The values for Kcat, Km and V are substituted in the formula for calculating concentration of substrate,

$\begin{array}{c}{V}_{°}=\frac{V\max \left[\text{S}\right]}{Km+\left[\text{S}\right]}\\ 0.25V\max =\frac{V\max \left[\text{S}\right]}{Km+\left[\text{S}\right]}\\ 0.25=\frac{\left[\text{S}\right]}{\left[\text{Km}\right]+\left[\text{S}\right]}\\ 0.25\left[Km\right]+0.25\left[\text{S}\right]=\left[\text{S}\right]\\ 0.25\left[Km\right]=\left[\text{S}\right]-0.25\left[\text{S}\right]\\ 0.25\left[Km\right]=0.75\left[\text{S}\right]\\ \frac{0.25\left[Km\right]}{0.75}=\left[\text{S}\right]\\ \left[\text{S}\right]=0.33\left[Km\right]\\ =0.33\times 0.0050\\ =0.00165\\ =1.65\times {10}^{-3}\text{M}\end{array}$

Conclusion

Conclusion:

The concentration of substrate is $1.65\times 10^{-3}M$

(b)

Summary Introduction

To determine: The fraction of Vmax which is obtained at following substrate concentrations $\left[\text{S}\right]=\frac{1}{2}Km,2Km$,and 10 Km.

Introduction:

Enzyme kinetics is defined as the study of chemical reactions which is catalyzed by enzyme. It indicates a rate of reaction as a function of substrate concentration with Vmax and Km of enzyme.

Explanation of Solution

Explanation:

The formula for calculating fractions of Vmax at different substrate concentrations is,

$V_{°}=\frac{V\max +\left[\text{S}\right]}{\left[\text{S}\right]}$(Michaelis-Menten equation ) (2)

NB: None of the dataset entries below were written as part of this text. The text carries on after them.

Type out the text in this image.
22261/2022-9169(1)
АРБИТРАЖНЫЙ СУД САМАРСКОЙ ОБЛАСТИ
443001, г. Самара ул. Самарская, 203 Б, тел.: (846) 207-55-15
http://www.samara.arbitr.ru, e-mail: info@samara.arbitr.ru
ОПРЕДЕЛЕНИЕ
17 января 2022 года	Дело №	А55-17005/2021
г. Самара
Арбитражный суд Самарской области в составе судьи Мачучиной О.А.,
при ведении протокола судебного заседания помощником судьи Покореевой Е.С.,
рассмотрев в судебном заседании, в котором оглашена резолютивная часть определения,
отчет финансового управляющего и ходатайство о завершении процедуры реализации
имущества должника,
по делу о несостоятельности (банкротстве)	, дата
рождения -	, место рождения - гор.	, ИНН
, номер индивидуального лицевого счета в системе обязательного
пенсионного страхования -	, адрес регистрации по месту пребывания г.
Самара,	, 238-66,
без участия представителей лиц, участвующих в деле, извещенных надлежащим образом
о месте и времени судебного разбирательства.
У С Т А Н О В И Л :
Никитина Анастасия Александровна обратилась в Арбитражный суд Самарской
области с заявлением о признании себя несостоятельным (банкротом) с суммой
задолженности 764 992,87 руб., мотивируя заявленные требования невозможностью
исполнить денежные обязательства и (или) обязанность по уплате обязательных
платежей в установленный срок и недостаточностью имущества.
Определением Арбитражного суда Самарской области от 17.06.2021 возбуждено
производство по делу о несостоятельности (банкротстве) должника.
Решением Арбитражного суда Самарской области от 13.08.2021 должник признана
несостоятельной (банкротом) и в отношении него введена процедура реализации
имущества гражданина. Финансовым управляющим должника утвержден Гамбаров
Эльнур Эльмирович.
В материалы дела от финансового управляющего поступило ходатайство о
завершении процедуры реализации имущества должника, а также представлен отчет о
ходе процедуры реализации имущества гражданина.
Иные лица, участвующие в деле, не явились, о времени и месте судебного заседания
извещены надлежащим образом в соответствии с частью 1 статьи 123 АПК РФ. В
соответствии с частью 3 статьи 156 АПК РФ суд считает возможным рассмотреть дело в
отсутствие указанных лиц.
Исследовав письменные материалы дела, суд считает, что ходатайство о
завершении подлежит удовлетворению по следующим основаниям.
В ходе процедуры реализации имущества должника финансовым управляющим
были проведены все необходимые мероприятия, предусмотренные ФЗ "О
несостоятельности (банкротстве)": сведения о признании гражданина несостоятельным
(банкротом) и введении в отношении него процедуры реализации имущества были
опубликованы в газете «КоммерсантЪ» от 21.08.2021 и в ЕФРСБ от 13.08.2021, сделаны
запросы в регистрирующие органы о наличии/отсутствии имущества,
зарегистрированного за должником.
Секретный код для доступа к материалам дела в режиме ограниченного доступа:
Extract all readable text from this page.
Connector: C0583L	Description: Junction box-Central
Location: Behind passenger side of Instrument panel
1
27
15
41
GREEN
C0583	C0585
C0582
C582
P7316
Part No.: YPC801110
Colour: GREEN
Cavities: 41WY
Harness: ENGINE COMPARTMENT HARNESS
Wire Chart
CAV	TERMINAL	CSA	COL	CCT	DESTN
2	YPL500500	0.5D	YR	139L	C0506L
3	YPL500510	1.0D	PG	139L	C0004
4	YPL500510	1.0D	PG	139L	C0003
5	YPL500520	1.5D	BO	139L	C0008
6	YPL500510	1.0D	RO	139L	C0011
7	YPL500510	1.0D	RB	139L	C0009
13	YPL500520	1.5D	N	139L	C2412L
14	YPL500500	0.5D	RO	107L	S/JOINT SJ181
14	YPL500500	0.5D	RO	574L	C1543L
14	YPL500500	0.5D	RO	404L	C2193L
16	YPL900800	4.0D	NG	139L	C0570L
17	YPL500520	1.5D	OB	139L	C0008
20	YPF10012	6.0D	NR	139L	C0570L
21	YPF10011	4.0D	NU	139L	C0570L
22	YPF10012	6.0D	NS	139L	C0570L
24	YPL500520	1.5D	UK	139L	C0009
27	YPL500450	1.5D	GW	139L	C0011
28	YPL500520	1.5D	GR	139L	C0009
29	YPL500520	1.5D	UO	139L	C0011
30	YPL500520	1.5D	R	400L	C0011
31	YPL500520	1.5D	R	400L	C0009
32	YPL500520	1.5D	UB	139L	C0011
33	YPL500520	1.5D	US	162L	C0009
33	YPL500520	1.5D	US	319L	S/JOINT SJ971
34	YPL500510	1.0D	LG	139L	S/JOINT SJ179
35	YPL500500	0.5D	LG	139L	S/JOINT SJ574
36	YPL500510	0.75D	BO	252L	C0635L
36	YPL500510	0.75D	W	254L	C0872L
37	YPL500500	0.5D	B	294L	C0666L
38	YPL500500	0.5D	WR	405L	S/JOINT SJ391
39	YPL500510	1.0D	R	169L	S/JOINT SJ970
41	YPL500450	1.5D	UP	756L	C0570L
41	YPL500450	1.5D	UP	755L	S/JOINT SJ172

Substituting the value of  $\left[\text{S}\right]=\frac{1}{2}Km$

$\begin{array}{c}\frac{V_{°}}{V\max }=\frac{\left[\text{S}\right]}{Km+\left[\text{S}\right]}\\ =\frac{\frac{1}{2}Km}{Km+\frac{1}{2}Km}\\ =\frac{\frac{1}{2}Km}{\frac{2+1}{2}Km}\\ =\frac{\frac{1}{2}}{\frac{3}{2}}\\ =\frac{0.5}{1.5}\\ =0.33\end{array}$

Substituting the value of $\left[\text{S}\right]=2Km$ in equation (2),

$\begin{array}{c}\frac{V_{°}}{V\max }=\frac{\left[\text{S}\right]}{Km+\left[\text{S}\right]}\\ =\frac{2Km}{Km+2Km}\\ =\frac{2}{3}\\ =0.66\end{array}$

Substituting the value of $\left[\text{S}\right]=10Km$ in equation (2),

$\begin{array}{c}\frac{V_{°}}{V\max }=\frac{\left[\text{S}\right]}{Km+\left[\text{S}\right]}\\ =\frac{10Km}{Km+10Km}\\ =\frac{10}{11}\\ =0.90\end{array}$

Conclusion

Conclusion:

The fractions of Vmax at different substrate concentration is 0.33, 0.66 and 0.90.

(c)

Summary Introduction

To determine: The different curves corresponds to which enzyme.

Introduction:

Enzyme is a biological macromolecule that acts as a catalyst and enhance rate of chemical reactions. Various biological processes are dependent on enzyme. All enzymes have an active site on to which amino acids of proteins get binds and form an enzyme-substrate complex.

Explanation of Solution

Explanation:

The upper curve indicates enzyme B as [X] is greater than Km of enzyme while lower curve indicates enzyme A as the [X] is smaller than Km of enzyme.

It can be concluded that if the rate of initial concentration of substrate is greater than $Km$ then rate of chemical reaction is less sensitive to conversion of substrate at initial stage of reaction. So rate of reaction is linear for longer period of time.

Conclusion

Conclusion:

In the given graph, upper curve corresponds to enzyme B whereas lower curve corresponds to enzyme A.